The then-all male Alfalfa Club held their annual dinner at the Capitol Hilton in Washington, D.C. on Jan. 30, 1993. Members of the club are seen here socializing in the lobby of the hotel. (Photo by Annalisa Kraft / The Washington Post)

On Saturday night, a room at the Capitol Hilton will fill with tuxes and evening gowns and the power players who love them. It’s the annual gathering of the Alfalfa Club, that bulwark of old-school schmoozing, forever impervious to modern conventions, such as selfies or business-casual dress codes.

The only thing richer than the lobster bisque will be the tycoons pressing the flesh with Supreme Court justices and Senate committee chairmen. Basically, this is a party you’ll never crash.

So what’s going on in there? Good question. Here’s what you need to know:

Who are these people?

Some of the richest and most powerful people in the world. The Alfalfa Club is more exclusive than most of Washington’s social organizations, and unlike, say, the Gridiron (which is all journalists), the members come from all sectors. Among the some 200 members, there’s a good contingent of political types (from both parties, but mostly senators; House members are kind of considered plebs in this crowd), and a heavy presence from the corporate world.

To name a few: Warren Buffett, Michael Bloomberg, Bill Marriott, Steve Case, Chief Justice John Roberts, White House senior advisor Valerie Jarrett, George H.W. Bush, George W. Bush, Dick Cheney, Sandra Day O’Connor, Colin Powell, Madeleine Albright and Vernon Jordan, per this excellent profile of the club by our colleague Roxanne Roberts.

What does the name mean?

The perhaps apocryphal story of the 102-year-old club’s founding goes something like this: It began as a celebration of Gen. Robert E. Lee’s birthday, and the name comes from the plant known for being “thirsty” (i.e., it likes to drink, just like some members of the club).

How do you get into the club?

Shocker — it’s invite-only! Openings occur when members die, and a group of the club’s senior members propose and approach prospective newbies. “Lobbying for admission is frowned upon,” Roberts says.

What happens at the dinner?

Each member brings two guests, who sometimes include a Hollywood type for novelty’s sake — but this is no celebrity-overrun White House Correspondents Dinner. There are funny speeches (that is, if you get inside jokes about Cabinet secretaries and the stock market) by the incoming and outgoing presidents of the club, as well as by a member held forth as the club’s mock presidential nominee.

Traditionally, POTUS shows up, though President  Obama has attended only twice: in 2009 and 2012. It’s all ostensibly off-the-record, though some of the quips and details inevitably leak.
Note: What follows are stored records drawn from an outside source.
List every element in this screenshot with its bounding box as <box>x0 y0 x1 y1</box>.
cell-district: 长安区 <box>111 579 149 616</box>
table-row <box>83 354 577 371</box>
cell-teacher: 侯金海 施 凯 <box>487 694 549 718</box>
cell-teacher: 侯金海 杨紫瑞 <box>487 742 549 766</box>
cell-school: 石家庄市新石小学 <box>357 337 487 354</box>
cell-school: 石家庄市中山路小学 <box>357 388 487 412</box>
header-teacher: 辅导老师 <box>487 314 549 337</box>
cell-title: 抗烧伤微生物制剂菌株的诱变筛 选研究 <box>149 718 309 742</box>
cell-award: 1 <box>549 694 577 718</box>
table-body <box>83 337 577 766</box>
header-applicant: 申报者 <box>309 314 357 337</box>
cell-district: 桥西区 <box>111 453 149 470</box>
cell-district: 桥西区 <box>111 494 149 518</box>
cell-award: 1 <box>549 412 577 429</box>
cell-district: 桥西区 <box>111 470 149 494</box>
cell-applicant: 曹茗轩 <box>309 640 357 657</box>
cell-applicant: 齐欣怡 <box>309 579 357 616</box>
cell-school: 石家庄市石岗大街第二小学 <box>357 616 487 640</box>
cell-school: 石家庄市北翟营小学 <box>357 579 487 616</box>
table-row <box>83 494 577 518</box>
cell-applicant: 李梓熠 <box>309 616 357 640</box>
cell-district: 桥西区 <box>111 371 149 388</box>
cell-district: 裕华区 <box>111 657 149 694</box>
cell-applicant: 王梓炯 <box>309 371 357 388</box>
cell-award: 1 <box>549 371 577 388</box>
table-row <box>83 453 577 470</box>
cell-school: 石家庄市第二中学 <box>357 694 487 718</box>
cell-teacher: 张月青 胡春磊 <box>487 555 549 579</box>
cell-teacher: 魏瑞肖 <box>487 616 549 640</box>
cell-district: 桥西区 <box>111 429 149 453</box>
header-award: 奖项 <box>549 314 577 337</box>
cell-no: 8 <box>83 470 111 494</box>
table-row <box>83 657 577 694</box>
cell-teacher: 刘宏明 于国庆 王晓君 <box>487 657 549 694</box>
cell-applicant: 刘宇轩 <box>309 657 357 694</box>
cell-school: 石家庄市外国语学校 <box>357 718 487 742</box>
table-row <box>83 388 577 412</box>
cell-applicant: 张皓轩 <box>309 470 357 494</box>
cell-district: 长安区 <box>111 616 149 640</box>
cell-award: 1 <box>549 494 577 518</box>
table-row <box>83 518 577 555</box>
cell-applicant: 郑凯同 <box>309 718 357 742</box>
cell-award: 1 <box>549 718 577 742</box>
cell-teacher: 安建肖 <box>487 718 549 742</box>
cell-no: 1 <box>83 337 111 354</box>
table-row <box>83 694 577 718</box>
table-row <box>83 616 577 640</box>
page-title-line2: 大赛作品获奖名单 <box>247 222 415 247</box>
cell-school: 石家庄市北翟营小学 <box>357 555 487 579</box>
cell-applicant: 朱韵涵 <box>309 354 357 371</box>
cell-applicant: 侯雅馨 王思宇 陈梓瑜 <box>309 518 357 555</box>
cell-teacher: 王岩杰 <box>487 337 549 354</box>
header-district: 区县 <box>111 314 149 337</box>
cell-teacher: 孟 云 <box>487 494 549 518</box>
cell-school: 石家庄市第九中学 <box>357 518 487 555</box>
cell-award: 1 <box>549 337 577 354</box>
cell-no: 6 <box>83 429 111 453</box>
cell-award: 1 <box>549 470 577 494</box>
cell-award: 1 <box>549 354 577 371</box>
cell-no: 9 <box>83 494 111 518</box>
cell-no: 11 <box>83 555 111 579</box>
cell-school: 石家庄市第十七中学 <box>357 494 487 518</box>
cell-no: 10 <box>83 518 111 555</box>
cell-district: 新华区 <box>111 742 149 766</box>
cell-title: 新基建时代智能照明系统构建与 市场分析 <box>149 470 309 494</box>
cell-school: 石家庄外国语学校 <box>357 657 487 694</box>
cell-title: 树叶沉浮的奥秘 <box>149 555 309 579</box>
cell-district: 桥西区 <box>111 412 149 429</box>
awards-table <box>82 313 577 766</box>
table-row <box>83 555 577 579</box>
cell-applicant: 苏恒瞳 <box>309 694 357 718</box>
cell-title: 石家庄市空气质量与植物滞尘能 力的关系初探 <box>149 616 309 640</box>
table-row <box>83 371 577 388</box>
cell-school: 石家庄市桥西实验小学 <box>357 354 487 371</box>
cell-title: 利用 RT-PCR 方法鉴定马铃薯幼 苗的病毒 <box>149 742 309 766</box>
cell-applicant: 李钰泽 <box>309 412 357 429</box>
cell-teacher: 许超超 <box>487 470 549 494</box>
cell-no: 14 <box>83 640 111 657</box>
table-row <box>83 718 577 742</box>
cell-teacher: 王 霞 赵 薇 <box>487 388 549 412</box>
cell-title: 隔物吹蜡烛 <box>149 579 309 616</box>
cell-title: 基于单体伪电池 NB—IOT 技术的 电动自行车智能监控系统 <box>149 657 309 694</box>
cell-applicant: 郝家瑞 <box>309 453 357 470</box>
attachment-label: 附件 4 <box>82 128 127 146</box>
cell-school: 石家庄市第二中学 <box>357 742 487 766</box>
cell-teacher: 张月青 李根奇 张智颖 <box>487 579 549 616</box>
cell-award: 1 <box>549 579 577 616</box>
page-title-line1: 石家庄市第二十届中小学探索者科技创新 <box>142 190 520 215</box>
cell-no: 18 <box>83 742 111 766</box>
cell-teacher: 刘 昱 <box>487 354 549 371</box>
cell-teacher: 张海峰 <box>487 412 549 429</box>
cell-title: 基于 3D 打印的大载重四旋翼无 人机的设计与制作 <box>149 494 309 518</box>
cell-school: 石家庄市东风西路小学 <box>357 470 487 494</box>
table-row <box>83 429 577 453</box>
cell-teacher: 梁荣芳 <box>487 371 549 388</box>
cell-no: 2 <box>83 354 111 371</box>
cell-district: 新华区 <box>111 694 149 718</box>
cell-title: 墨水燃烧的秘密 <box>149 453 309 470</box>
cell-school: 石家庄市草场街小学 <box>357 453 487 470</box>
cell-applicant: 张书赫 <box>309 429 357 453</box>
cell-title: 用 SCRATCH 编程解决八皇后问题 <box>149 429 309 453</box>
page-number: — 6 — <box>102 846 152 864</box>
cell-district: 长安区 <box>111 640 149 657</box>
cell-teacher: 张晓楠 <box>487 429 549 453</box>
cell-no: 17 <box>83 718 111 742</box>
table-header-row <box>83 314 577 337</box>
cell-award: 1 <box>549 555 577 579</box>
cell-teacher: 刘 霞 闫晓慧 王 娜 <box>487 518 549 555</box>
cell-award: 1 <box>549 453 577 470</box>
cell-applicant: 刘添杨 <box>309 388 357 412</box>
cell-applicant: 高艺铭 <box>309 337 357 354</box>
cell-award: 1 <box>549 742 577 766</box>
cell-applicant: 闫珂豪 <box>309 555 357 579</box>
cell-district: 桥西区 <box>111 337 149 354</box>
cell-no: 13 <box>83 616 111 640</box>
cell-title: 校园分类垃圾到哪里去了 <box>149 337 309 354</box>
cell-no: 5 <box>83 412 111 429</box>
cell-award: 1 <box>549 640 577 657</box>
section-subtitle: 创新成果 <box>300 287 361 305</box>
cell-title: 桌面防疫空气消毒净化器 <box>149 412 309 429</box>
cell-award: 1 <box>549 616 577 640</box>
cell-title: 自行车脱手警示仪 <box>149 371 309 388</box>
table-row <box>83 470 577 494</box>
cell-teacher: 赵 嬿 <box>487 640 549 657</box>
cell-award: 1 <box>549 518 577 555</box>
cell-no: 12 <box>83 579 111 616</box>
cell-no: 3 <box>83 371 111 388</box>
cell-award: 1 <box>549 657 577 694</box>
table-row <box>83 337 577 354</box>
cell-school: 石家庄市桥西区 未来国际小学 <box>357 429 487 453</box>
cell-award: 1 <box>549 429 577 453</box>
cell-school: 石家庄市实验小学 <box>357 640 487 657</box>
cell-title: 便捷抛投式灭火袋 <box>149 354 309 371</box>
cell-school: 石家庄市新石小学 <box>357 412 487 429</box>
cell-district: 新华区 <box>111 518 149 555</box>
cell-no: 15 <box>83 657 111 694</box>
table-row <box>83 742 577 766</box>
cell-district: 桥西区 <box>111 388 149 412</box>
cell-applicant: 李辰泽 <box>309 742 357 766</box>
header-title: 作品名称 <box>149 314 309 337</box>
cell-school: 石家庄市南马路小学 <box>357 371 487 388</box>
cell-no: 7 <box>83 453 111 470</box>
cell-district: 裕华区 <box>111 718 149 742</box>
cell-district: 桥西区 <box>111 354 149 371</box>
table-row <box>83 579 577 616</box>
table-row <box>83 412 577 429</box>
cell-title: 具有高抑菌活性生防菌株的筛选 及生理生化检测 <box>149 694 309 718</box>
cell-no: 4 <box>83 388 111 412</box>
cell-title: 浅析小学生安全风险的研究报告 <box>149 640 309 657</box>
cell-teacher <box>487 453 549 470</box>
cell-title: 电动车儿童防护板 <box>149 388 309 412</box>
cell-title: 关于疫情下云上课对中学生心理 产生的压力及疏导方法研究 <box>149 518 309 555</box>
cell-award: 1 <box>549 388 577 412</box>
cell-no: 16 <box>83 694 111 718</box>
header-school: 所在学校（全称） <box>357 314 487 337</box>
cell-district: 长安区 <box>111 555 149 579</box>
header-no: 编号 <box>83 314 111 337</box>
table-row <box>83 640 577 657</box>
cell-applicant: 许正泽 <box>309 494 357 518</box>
Isn’t it just a bunch of old white guys?

Sort of, though diversity and the number of women in the club’s ranks has grown since ladies were first admitted in 1994, a move partly prompted by President Bill Clinton’s snub the previous year. Today, the roster includes businesswoman Catherine Reynolds, Sens. Kelly Ayotte and Dianne Feinstein, and Lockheed Martin chief executive Marillyn Hewson.

Alfalfa Club members apparently don’t care about looking like a bunch of elitist fat-cats, because they swear that’s not what the annual gathering is about. “Occupy Wall Street” protesters showed up in 2012 and glitter-bombed attendees, but the dinner-goers shrugged it off, Roberts reports.